La publication du fameux «Compte rendu,» ou balance des dépenses et des recettes de l'État, fut ce qui, surtout, rendit impossible de continuer à gouverner comme on l'avait fait jusqu'alors. Puis Maurepas mourut, et une jeune reine hérita de l'influence d'un vieux favori. M. de Calonne, homme habile, intelligent, mais superficiel, fut le premier ministre de quelque importance qui ait été choisi par l'influence des amis de Marie-Antoinette. Il comprit qu'il devait y avoir quelque proportion entre les dépenses et les recettes du gouvernement. Il recula devant la réduction subite des anciens impôts; il fallait alors créer de nouvelles taxes; et cependant il était presque impossible d'obtenir de telles contributions des basses classes et des classes moyennes, si le clergé et la noblesse, qui à eux deux possédaient environ les deux tiers du sol, étaient exemptés de toutes taxes, et dispensés de porter leur part des charges publiques. Le ministre, néanmoins, hésitait à dépouiller de leurs immunités les classes privilégiées, sans qu'elles l'y eussent elles-mêmes autorisé.
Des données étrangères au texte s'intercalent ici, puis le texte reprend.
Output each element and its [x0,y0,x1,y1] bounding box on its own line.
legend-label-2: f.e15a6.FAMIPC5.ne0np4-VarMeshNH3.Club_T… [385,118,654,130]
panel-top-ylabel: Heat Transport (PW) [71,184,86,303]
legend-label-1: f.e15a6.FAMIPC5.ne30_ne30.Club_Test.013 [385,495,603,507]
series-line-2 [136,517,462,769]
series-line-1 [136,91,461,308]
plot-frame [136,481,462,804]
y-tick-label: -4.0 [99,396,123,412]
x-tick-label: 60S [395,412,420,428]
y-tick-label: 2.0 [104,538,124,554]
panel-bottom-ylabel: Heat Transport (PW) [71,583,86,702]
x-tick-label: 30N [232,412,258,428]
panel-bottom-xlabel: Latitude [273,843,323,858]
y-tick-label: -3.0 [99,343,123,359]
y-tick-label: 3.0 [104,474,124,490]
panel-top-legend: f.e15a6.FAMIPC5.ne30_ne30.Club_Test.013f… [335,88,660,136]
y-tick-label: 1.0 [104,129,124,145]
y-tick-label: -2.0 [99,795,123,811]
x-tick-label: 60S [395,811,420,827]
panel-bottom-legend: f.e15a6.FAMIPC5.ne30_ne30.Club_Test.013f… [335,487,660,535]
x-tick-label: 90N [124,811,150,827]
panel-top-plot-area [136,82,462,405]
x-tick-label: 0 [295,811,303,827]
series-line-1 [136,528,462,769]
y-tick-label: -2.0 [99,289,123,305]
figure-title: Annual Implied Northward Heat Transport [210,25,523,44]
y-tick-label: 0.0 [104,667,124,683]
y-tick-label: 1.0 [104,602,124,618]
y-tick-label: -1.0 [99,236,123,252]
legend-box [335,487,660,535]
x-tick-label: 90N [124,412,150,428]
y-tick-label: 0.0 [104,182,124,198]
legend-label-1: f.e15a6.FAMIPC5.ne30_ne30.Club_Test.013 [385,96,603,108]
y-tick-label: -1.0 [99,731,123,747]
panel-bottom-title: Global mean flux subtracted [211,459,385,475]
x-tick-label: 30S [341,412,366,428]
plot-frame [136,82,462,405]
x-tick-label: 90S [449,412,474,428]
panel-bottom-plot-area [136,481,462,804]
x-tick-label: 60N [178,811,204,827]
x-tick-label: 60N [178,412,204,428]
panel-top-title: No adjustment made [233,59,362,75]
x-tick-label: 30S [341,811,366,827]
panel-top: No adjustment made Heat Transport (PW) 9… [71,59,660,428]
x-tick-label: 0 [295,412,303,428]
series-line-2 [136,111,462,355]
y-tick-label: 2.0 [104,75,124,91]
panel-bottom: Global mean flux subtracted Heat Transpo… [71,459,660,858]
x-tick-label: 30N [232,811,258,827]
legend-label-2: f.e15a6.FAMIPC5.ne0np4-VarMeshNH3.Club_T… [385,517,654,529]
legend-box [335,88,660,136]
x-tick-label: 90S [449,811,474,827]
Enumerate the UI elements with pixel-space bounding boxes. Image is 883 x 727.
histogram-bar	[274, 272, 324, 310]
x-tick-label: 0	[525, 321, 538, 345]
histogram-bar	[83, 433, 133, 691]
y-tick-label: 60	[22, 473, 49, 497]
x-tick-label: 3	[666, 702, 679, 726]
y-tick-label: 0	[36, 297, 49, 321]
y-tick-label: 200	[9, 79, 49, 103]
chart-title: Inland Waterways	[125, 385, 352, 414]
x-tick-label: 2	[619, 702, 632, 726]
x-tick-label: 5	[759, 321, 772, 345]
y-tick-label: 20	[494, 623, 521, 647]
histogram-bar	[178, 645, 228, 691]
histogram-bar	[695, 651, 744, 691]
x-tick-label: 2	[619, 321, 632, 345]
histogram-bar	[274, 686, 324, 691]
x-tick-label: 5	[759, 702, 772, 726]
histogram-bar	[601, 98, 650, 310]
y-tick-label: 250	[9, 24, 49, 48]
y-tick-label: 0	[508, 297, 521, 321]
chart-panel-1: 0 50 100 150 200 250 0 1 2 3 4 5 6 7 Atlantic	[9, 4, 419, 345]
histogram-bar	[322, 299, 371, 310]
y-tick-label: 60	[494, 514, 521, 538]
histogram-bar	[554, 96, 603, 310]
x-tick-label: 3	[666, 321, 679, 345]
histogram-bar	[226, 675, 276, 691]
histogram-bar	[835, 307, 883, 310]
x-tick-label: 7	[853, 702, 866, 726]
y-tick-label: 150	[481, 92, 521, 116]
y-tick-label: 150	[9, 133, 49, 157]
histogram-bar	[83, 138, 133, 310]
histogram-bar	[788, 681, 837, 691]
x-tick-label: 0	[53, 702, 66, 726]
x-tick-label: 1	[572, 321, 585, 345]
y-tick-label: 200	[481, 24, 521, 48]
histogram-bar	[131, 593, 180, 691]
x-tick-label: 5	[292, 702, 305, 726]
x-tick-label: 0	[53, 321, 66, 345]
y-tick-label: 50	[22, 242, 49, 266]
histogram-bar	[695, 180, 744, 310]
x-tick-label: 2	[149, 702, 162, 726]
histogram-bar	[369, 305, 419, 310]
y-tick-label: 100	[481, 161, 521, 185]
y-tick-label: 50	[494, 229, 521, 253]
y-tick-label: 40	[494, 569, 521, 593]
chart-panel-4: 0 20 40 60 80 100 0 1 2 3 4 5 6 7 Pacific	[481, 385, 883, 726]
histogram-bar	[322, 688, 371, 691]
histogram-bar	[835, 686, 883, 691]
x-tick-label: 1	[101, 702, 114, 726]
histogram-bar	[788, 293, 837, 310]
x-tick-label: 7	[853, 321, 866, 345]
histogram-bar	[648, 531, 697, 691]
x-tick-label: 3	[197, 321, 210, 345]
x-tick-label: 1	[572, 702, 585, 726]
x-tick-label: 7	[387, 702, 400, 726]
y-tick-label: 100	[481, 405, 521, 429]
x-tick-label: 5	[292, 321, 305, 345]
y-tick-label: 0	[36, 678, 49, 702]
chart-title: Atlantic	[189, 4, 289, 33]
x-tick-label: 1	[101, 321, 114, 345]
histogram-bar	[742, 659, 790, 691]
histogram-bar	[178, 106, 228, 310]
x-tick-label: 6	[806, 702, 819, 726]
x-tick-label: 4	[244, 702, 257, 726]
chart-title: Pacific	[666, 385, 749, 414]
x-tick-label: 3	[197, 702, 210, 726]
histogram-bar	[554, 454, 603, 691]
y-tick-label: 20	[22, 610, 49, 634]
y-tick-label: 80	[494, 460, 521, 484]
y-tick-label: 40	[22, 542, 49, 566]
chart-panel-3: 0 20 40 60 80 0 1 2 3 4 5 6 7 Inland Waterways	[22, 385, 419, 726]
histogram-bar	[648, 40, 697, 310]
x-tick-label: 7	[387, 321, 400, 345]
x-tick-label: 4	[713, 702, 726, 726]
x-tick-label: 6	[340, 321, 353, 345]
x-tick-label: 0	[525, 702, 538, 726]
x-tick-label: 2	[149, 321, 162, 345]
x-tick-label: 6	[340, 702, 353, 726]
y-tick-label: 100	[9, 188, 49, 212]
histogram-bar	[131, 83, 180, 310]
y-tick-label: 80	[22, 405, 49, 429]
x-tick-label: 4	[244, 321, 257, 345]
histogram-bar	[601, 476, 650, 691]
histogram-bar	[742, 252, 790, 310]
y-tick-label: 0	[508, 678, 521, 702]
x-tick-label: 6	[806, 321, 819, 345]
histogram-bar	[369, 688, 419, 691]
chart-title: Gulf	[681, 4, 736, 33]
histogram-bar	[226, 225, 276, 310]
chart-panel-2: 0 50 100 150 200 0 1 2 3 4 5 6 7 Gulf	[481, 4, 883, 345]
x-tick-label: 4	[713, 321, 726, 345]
Il convoqua, par conséquent, les personnages considérables, ou notables, (comme on les appelait), du royaume, et sollicita leur sanction pour de nouvelles mesures et de nouveaux impôts, leur disant franchement que quelques-unes de ces mesures limiteraient leur autorité, et que quelques-uns de ces impôts s'attaqueraient à leur bourse.